Women are the unsung heroes of the world that prove how you can be anyone you want to be and do anything you want to do, no matter what stands in your way. Do we even need to mention fighting for the right to vote or equality? We thought not. So perhaps now is a better time than ever to take a look at the female scientists you don’t know but should as we celebrate women from all around the world and their incredible talents.
You might have heard of the name, but do you know what it is that makes Marie Curie so great? Not only did she discover two elements – radium and polonium – but this woman is the only person in the world to have won two different Nobel Prizes for two disciplines thanks to her contributions to physics and chemistry. Although Mary lived between 1867 and 1934, her work towards treating tumors is still the basis of many medical research facilities. Mind. Blown.
This scientist might have passed away in 1916, but her memory will forever live on thanks to her contributions towards medical science. Alice was the first woman to ever graduate from the University of Hawaii with a master’s degree and went on to use her knowledge to help work towards treating leprosy. The disease was quickly taking over the island, and Alice wanted to see it stop. Although she passed away before publishing her results, her treatment went on to save thousands. Thankfully, a later scientist ensured Alice was credited for her work.

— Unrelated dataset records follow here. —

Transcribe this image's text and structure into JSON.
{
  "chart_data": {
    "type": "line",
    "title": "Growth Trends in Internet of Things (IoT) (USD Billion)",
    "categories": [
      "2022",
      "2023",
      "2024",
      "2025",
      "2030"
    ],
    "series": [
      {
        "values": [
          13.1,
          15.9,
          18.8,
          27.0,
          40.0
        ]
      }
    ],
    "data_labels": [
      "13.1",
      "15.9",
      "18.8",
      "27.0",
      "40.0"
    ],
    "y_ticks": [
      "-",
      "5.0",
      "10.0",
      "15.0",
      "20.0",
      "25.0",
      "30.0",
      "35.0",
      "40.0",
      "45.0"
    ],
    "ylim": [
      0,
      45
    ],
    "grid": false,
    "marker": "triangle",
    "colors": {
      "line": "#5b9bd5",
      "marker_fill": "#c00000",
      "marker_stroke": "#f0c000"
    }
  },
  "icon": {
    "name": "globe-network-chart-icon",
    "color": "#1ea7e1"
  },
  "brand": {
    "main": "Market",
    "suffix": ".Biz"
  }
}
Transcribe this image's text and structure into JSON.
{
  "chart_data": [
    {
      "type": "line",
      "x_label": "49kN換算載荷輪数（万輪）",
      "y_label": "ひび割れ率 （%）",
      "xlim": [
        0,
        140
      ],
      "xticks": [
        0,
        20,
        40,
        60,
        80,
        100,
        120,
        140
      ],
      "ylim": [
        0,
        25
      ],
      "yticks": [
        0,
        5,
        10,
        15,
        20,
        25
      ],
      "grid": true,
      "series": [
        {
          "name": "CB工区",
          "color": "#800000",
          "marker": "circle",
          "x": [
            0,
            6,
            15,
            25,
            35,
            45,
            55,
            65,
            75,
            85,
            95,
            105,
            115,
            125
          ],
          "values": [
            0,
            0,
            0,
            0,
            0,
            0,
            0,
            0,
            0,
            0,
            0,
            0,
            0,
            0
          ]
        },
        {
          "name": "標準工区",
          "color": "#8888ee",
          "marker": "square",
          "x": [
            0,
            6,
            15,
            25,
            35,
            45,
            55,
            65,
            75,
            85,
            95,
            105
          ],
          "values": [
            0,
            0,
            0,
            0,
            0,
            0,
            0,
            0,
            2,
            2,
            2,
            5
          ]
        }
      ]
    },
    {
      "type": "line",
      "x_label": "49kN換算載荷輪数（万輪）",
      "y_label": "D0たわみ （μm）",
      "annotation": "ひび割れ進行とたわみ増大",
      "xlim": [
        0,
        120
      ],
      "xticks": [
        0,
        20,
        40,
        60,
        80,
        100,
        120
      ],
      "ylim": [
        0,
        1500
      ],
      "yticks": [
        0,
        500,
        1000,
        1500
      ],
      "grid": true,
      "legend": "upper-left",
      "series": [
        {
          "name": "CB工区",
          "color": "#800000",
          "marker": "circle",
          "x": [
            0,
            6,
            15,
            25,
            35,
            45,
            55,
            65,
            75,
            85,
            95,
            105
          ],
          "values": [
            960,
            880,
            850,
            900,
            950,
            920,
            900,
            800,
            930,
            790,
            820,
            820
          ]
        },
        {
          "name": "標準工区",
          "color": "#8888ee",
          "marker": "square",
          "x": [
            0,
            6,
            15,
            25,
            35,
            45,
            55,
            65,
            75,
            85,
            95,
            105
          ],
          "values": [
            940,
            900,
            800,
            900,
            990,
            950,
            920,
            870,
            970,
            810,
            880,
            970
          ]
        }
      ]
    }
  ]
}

Sure, our DNA makes up our entire body, but we would have no idea on its structure if it weren’t thanks to Rosalind Franklin, the scientist was managed to capture the first picture of DNA back in 1952. However, it fell into the wrong hands. In fact, it was shared with Francis Crick and James Watson without Rosalind even getting a say. The pair went on to rewrite their paper on DNA stating that it was a double helix and won a Nobel Prize for their efforts. Rosalind Franklin was only ever mentioned in the footnotes of the paper.
Not all female scientists we should know about have passed away. In fact, Jane Goodall is still inspiring a generation of young female scientists everywhere thanks to her incredible work with chimpanzees. No one ever believed Jane when she spoke about her dreams to move to Africa, but it wasn’t long before she proved them all wrong. Jane now has over five decades of studies underneath her belt that has proved how chimpanzees are able to use tools – a behavior that was once thought to be exclusive to humans.
Dorothy first made a name for herself after confirming the structures of vitamin B12 and penicillin – both studies that won her a Nobel Prize for her contribution to chemistry. However, that wasn’t all. Dorothy was determined to uncover the structure of insulin no matter what it took. After years of battling arthritis, which eventually left her wheelchair-bound, the scientist got confirmation of its structure. Dorothy spent the rest of her life talking about its research as well as raising awareness for diabetes until her death in 1994.
Women rock, don’t they? You might not know about these female scientists, but now is the time to sit back and soak up all the incredible contributions they have made to science over the years. You go, girls.